節分

令和も3年目に入りました。

コロナ感染の広がりは、在宅で療養中の患者さんにも少なからず影響を与えています。例えば、人との接触をなるべく避けるために、訪問介護やデイサービスの回数を減らしたり、滞在時間を短縮したりする方が増えています。中には、感染を心配するあまりデイサービスに通うのを止めてしまった方もいます。

しかし、ずっと家に閉じこもっていると、すぐに横になってしまったり、日がな一日テレビを見たりして過ごしてしまうので、どうしても運動不足になりがちです。また、外出するという高揚感や緊張感が得られないことに加え、他の人たちから受ける刺激もないため、認知症が進んでしまう危険性があります。外で日に当たる機会が減ると、免疫力の低下にもつながります。さらに、運動やおしゃべりをする機会が減ると、食欲が低下し、水分摂取量も減って脱水になりがちです。

当院の患者さんには、このところ、自宅での転倒事故が増えています。1月から2月の寒い時期は、体が硬くなり、厚着をしていて動きづらいために、体のバランスを崩した時、とっさに体を立て直すことができず、転倒に至ってしまうケースが見られます。高齢者のうち特に女性は、骨粗鬆症の割合が高いため、ちょっとした転倒で骨折してしまう方も少なくありません。

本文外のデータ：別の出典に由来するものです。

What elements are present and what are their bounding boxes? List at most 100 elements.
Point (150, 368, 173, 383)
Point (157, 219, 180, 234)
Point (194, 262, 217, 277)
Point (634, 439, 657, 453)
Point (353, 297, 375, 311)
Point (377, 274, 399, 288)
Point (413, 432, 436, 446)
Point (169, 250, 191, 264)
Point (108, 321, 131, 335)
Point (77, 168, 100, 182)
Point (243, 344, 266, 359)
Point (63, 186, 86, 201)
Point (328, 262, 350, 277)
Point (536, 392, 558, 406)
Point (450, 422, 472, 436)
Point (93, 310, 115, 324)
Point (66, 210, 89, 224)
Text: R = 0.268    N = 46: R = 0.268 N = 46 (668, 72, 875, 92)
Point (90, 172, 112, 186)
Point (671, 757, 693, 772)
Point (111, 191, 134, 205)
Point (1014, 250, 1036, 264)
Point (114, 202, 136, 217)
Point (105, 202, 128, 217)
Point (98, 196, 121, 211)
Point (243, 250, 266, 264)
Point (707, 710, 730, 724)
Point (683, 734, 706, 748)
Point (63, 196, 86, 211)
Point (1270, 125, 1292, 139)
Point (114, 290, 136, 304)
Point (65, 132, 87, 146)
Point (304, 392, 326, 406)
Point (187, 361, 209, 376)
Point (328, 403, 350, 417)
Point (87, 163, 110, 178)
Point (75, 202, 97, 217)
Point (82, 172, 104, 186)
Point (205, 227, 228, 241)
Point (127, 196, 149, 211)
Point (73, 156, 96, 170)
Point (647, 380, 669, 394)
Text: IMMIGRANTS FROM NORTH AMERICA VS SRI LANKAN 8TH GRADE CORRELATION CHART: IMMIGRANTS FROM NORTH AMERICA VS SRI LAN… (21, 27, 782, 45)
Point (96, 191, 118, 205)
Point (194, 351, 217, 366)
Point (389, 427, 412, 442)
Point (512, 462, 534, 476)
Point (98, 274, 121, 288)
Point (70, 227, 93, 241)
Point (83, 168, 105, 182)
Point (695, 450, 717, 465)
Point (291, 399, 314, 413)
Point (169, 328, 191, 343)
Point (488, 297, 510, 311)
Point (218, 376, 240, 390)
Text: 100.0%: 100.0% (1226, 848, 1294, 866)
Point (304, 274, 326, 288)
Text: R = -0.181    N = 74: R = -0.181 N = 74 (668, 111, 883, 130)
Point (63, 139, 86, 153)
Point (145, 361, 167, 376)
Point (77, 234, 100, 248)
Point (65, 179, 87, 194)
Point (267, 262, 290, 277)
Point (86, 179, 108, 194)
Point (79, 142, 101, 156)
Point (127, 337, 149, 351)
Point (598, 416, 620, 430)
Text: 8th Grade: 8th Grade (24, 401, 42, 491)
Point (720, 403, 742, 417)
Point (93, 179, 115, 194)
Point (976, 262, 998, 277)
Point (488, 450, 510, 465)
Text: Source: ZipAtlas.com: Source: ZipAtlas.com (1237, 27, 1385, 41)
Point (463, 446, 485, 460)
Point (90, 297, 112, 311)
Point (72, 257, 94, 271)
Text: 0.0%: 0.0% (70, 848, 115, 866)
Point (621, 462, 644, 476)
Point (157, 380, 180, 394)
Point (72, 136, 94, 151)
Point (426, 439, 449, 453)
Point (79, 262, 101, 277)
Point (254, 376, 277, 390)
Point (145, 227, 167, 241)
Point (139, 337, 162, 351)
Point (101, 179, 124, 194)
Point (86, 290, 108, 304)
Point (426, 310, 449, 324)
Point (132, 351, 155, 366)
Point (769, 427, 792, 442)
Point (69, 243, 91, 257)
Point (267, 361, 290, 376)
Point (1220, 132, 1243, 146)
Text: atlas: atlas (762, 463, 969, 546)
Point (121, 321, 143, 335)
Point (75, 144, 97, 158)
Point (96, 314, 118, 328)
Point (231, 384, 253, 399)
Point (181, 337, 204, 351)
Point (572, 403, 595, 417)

先日東京で雪が降った寒い日に、朝食の準備をしていた患者さんが転倒したまま起き上がれなくなってしまうという事故が起きました。転倒したのは午前7時半頃とのことですが、一人暮らしのため、午後2時に看護師さんが訪問するまでずっと倒れたままだったそうです。すぐに救急搬送され、大腿骨骨折との診断により、入院して手術することになりました。いくら家の中とは言え、冷たい床の上で7時間近くも倒れていたことを思うと、どんなに心細かったことだろうと切ない気持ちになります。ケアマネージャーさんは、普段からこんな時のことを想定して、緊急時に事業所に連絡が行くブザーを渡してあったのですが、本人が携帯していなかったために、知らせることが出来なかったようです。

こうした転倒事故は、当院の患者さんに限らず、地域のあちこちで日々起きていることと思います。さらに冬の時期は、心臓疾患や脳梗塞を発症する人も多くなります。最近は、外に出ると、必ずと言っていいくらい救急車を見かけます。

地域の病院で働く皆様は、コロナの感染と闘いながら、他の疾患の患者さんの命も救うという役目を担い、想像を絶するような大変なご苦労をされていることでしょう。心からの敬意を表するとともに、皆様のご健康をお祈りいたします。

今日は節分です。コロナウイルスという鬼を払い、一日も早く人々に笑顔が戻りますようにと祈ります。